Hansi Flick w listopadzie został trenerem Bayernu Monachium, tuż po zwolnieniu Niko Kovaca. Początkowo Niemiec miał być tylko trenerem tymczasowym, potem miał zostać do końca roku, a w niedzielę działacze mistrza Niemiec poinformowali w oficjalnym komunikacie, że 54-latek pozostanie na stanowisku co najmniej do zakończeniu sezonu 2019/2020.
- Cieszę się, że Bayern Monachium ufa mi, jako pierwszemu trenerowi drużyny.
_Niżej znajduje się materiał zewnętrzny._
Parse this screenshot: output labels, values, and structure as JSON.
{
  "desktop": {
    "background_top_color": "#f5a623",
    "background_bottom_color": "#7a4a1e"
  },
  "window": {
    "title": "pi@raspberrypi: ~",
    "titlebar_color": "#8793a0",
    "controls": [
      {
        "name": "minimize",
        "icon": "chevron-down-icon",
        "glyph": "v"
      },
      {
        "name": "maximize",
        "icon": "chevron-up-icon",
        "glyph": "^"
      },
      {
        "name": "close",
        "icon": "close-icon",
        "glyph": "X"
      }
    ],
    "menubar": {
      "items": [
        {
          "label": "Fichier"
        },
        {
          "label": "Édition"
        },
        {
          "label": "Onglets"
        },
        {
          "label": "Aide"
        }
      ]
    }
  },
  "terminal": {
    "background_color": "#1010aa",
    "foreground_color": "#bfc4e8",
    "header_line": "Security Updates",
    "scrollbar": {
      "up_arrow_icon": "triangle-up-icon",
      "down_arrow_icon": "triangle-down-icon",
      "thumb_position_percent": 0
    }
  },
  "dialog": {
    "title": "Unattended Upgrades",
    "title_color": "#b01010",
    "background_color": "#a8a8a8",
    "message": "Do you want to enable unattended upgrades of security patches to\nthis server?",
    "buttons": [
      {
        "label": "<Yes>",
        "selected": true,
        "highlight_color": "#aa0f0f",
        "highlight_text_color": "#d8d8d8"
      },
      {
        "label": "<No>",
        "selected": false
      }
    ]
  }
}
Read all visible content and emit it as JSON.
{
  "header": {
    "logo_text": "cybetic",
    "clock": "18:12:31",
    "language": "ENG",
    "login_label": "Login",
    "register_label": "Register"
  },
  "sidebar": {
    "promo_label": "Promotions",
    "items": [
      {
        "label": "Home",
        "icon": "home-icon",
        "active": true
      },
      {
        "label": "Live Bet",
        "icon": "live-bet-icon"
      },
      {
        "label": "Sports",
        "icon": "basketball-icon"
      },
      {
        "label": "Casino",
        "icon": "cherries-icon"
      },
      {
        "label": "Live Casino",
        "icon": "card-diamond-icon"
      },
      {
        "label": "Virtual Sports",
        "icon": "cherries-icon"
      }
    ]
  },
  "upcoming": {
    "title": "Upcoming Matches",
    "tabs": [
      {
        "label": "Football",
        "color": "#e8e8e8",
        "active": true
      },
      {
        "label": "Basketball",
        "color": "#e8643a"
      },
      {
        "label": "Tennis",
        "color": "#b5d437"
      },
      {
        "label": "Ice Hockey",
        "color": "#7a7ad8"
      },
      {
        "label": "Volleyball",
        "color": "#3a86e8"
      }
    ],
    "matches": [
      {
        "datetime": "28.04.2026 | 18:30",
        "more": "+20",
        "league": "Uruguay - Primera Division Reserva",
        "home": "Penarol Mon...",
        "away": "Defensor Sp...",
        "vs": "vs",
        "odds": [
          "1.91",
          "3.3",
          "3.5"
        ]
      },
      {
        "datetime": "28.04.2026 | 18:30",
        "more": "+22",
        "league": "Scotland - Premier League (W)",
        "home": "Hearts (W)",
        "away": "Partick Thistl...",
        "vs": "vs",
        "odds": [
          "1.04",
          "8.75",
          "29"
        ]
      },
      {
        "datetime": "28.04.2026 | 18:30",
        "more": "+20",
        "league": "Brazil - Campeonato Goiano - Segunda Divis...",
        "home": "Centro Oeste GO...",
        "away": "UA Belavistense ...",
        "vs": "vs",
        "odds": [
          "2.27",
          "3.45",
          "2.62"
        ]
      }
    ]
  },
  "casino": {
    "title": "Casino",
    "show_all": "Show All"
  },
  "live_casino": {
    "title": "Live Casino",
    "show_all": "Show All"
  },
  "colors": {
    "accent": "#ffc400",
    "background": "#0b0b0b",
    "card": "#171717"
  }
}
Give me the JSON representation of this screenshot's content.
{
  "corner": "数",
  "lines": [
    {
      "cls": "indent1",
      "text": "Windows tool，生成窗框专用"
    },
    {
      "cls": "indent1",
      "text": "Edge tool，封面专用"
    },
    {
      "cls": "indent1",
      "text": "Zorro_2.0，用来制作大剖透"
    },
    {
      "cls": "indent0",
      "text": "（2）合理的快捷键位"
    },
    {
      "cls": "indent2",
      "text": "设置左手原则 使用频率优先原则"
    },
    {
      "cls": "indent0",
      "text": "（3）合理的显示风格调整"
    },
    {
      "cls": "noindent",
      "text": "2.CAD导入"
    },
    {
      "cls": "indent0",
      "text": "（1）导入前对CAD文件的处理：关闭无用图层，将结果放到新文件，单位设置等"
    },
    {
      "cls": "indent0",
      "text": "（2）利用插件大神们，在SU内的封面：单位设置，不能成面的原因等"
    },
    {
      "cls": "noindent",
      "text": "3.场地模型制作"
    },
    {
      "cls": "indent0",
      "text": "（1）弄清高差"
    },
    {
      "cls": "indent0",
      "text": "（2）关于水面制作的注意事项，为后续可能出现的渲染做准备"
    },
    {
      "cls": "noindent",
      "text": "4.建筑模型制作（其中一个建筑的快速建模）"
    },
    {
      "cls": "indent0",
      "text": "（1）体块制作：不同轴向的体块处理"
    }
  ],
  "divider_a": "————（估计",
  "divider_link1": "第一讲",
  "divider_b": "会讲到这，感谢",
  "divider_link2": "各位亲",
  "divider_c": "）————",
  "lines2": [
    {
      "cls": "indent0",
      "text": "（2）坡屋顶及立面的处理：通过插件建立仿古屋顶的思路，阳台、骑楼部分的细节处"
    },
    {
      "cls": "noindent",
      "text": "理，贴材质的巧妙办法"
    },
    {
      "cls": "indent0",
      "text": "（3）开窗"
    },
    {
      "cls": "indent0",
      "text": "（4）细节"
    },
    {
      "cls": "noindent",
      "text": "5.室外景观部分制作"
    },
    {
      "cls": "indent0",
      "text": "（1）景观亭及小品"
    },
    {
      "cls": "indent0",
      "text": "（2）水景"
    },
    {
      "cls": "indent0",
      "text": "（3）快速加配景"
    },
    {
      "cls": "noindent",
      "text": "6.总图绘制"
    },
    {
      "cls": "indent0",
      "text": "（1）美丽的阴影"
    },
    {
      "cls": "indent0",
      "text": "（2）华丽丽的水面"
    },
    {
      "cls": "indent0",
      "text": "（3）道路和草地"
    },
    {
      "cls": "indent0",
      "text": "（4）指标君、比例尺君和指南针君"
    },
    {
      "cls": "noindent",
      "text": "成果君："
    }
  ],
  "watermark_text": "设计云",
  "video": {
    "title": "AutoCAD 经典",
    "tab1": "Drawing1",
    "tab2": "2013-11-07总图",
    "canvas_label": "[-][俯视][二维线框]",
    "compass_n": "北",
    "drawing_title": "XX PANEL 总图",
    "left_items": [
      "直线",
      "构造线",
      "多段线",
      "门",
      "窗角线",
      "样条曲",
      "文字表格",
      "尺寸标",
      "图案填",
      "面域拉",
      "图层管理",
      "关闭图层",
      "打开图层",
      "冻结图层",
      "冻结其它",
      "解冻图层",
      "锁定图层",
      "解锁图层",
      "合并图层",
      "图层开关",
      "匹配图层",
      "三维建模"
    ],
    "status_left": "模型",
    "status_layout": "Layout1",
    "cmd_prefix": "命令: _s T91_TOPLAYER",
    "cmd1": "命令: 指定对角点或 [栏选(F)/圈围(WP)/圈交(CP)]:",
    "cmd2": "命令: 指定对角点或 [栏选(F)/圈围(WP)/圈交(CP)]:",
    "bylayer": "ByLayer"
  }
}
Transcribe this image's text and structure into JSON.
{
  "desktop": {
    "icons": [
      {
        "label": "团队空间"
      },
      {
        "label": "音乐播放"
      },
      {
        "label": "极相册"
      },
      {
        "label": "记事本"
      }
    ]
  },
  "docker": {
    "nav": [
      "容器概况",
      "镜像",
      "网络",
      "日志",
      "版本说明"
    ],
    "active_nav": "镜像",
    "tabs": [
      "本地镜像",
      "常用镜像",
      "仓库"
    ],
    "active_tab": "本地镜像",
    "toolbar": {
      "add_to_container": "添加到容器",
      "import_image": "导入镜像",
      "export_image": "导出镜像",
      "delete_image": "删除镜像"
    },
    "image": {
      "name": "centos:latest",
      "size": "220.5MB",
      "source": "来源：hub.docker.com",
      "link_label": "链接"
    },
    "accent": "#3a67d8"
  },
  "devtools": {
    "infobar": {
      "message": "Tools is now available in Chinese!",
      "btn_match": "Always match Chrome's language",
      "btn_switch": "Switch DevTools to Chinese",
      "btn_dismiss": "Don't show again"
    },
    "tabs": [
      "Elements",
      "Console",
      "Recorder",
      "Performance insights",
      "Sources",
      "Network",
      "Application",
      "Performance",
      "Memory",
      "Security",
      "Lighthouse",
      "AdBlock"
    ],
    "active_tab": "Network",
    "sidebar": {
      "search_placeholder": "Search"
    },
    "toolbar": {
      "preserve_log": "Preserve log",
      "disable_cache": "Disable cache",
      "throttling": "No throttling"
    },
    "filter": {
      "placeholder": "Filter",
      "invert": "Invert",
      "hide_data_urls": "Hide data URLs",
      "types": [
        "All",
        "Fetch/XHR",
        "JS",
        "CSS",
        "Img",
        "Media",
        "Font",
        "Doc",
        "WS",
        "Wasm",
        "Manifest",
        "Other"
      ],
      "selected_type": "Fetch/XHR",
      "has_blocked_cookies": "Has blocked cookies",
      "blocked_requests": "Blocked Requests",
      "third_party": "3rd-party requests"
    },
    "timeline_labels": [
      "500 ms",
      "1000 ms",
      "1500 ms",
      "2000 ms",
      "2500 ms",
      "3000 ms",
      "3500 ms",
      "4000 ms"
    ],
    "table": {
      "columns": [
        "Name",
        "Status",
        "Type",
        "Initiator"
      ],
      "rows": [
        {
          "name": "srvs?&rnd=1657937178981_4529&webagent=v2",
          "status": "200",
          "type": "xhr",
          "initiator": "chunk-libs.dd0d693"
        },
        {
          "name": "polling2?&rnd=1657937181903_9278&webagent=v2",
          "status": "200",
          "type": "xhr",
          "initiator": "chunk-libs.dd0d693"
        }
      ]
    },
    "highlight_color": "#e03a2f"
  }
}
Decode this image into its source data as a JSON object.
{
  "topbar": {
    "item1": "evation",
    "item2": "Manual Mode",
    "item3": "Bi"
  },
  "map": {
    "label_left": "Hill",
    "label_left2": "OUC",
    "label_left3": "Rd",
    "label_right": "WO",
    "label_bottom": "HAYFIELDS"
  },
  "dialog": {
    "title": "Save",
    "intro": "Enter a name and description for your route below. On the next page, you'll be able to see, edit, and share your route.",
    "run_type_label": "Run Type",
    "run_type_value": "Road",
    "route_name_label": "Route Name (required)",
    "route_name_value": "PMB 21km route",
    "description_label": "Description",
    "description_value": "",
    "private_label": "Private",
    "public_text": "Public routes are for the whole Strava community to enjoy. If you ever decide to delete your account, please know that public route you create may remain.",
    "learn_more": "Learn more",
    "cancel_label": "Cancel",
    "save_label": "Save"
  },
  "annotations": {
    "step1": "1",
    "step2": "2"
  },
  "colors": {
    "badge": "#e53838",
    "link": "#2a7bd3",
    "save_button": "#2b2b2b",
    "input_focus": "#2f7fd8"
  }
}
Bardzo doceniam możliwość pracy z tym zespołem. Mamy dobrą pozycję wyjściową na drugą połowę sezonu. Teraz naładujemy akumulatory i intensywnie przygotujemy się do gry na wiosnę - przekazał Flick.
Zadowolenie z pracy Flicka wyraził także prezes klubu, Karl-Heinz Rummenigge. - Jesteśmy bardzo zadowoleni z pracy trenera. Drużyna dokonała ogromnego postępu pod jego wodzą. Osiągamy lepsze wyniki, gra wygląda dużo lepiej. Jestem pewien, że w przyszłym roku ta tendencja zostanie utrzymana - podkreślił Rummenigge.